Echoing the specialisation of labour associated with assembly lines, niche-focused companies in global supply chains have massively boosted industrial production and efficiency. More importantly still, they have fueled extraordinary job creation and broad upliftment among many emerging nations. The gains have been concentrated in manufacturing but services are catching up.
Policies such as localisation and BEE undermine the potential of South African-based companies to compete globally. In effect, our policy makers are insisting that our companies increase employment by targeting domestic and regional consumers. Such thinking was always going to choke growth.
A good guide to assess a country’s long-term prospects is the portion of its young adults who are globally competitive at adding value to exports. Due to misguided policy making, we score miserably at this.

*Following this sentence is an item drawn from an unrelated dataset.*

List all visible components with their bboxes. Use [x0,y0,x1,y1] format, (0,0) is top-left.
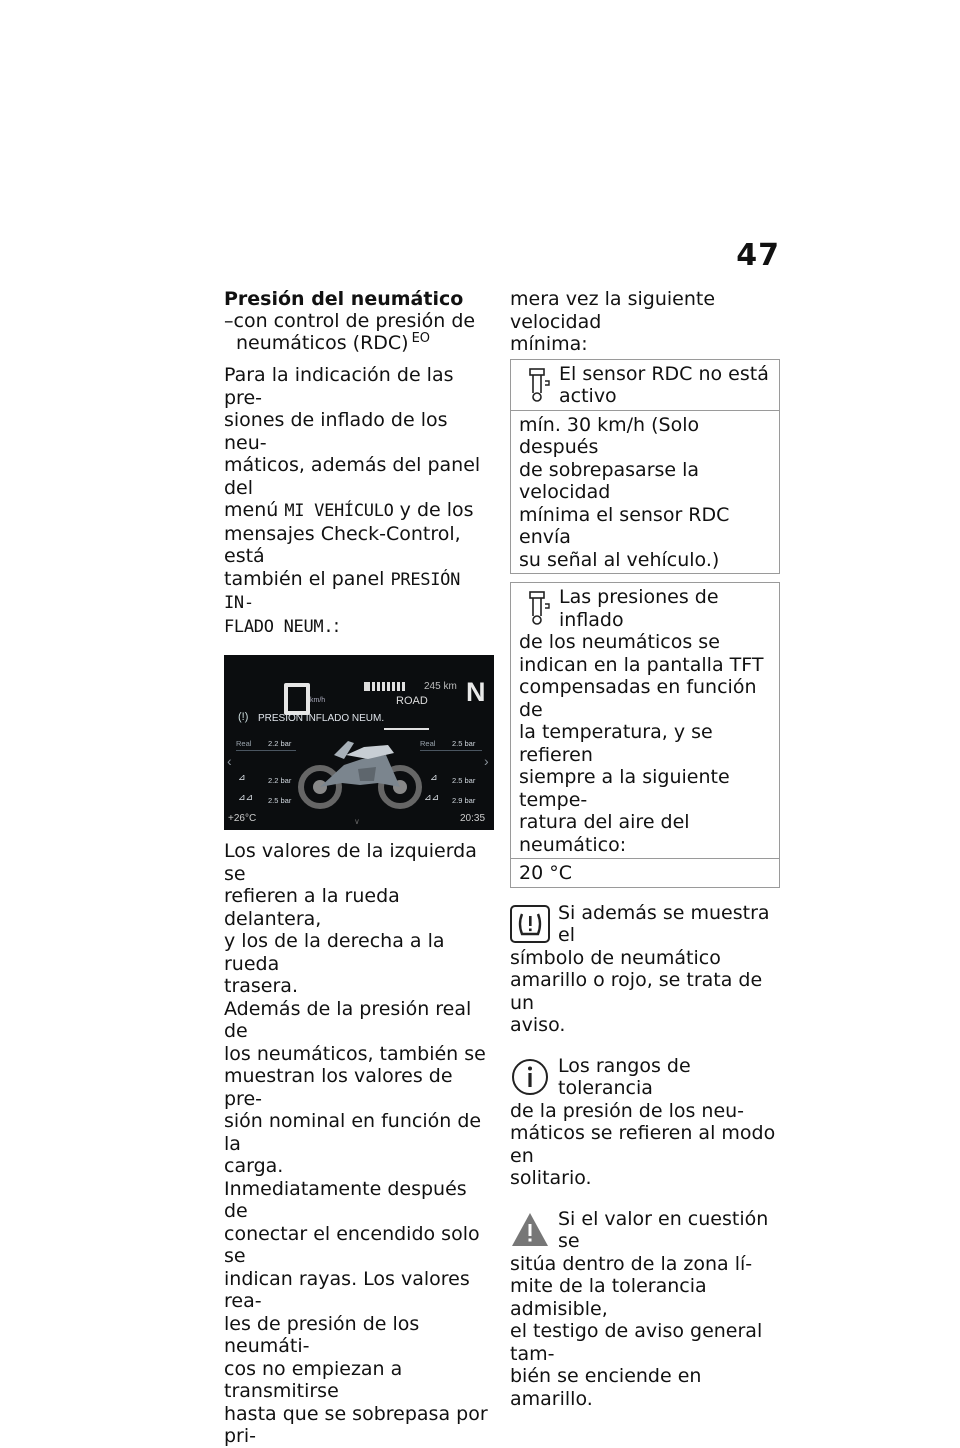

A common refrain is that our obscene level of youth unemployment traces to horrific education outcomes. Yet few of the hundreds of millions of jobs created in China and across Asia in recent decades required high educational achievement.
Neither South Africa nor its neighbours will benefit from our targeting regional exports to spur growth. Our economy will continue to languish until we meaningfully integrate into the global economy.